Une idée que partage Lamine Sawadogo, président du Club les Amis de Blaise Compaoré, une autre association qui n’a plus donné signe de vie depuis la chute du beau Blaise en 2014. «Il faut certainement changer de paradigmes dans la gestion des associations. Un panel comme le suggère M. Douamba ou faire les états généraux impliquant tous les acteurs de la diaspora. L’expérience a montré aussi que certaines personnes viennent dans les associations dans le seul but de s’enrichir ce qui est très absurde et aussi quand la politique s’y mêle?».
Même la présidente de la fédération des femmes leaders d’associations burkinabè en Côte d’Ivoire, Mme Sinan Lamoussa, dont la structure est aussi interpellée s’est prononcée en ces termes : « (…) Mais il faut trouver où se loge le mal qui détruit les associations de la diaspora mon fils kouda. Le mal est juste à côté de nous».

A l’analyse de la problématique posée par Saidou Kouda, on retient que les associations de la diaspora ont un réel problème de vision voire d’indépendance vis-à-vis des politiciens et des locataires du Consulat général du Burkina Faso à Abidjan et du 5é pallier de l’immeuble SIDAM Plateau qui se relaient en Côte d’Ivoire. Or toute compromission se paie cash tôt ou tard.
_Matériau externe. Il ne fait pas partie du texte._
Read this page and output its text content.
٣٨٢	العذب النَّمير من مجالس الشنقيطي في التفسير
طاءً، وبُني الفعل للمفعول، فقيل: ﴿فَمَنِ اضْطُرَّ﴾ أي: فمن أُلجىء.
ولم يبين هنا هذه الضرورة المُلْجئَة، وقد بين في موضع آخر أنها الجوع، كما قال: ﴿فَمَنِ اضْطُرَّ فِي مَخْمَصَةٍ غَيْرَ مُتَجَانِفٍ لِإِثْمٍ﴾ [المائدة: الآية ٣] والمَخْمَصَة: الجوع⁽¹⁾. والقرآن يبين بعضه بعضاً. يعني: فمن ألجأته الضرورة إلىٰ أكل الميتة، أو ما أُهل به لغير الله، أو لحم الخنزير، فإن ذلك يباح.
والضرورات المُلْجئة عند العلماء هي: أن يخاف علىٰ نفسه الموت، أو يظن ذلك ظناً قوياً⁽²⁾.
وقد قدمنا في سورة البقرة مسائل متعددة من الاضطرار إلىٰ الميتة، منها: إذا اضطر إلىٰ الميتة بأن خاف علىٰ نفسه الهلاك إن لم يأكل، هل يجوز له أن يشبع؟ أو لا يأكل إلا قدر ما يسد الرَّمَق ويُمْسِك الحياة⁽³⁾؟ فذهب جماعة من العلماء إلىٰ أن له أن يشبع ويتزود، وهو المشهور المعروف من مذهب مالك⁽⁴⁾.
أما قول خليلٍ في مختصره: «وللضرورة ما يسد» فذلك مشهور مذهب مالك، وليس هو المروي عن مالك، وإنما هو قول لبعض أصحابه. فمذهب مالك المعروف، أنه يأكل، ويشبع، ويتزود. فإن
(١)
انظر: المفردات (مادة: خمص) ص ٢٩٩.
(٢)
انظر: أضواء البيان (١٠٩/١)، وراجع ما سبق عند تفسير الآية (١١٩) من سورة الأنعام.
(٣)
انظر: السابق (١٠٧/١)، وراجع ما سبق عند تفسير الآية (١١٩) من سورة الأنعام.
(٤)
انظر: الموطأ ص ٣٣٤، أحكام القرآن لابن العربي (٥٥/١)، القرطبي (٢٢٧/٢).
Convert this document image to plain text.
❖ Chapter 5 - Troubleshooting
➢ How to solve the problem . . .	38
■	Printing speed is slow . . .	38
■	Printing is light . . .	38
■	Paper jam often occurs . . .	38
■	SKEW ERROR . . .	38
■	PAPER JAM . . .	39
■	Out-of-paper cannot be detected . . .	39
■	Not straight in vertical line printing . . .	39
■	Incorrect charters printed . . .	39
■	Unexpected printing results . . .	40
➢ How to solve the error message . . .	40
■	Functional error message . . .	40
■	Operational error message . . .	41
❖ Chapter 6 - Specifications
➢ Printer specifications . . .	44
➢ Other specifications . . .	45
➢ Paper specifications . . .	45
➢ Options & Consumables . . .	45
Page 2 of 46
C’est le lieu d’appeler à une prise de conscience, voire une refonte du mouvement associatif burkinabè en Côte d’Ivoire. Les défis, comme l’a si bien relevé Saidou Kouda sont nombreux. Ne seraient-ce que les difficultés liées à l’établissement de la carte consulaire burkinabè depuis 8 ans, et la construction de la Maison du Burkina avec l’argent du contribuable burkinabè, essentiellement de la diaspora.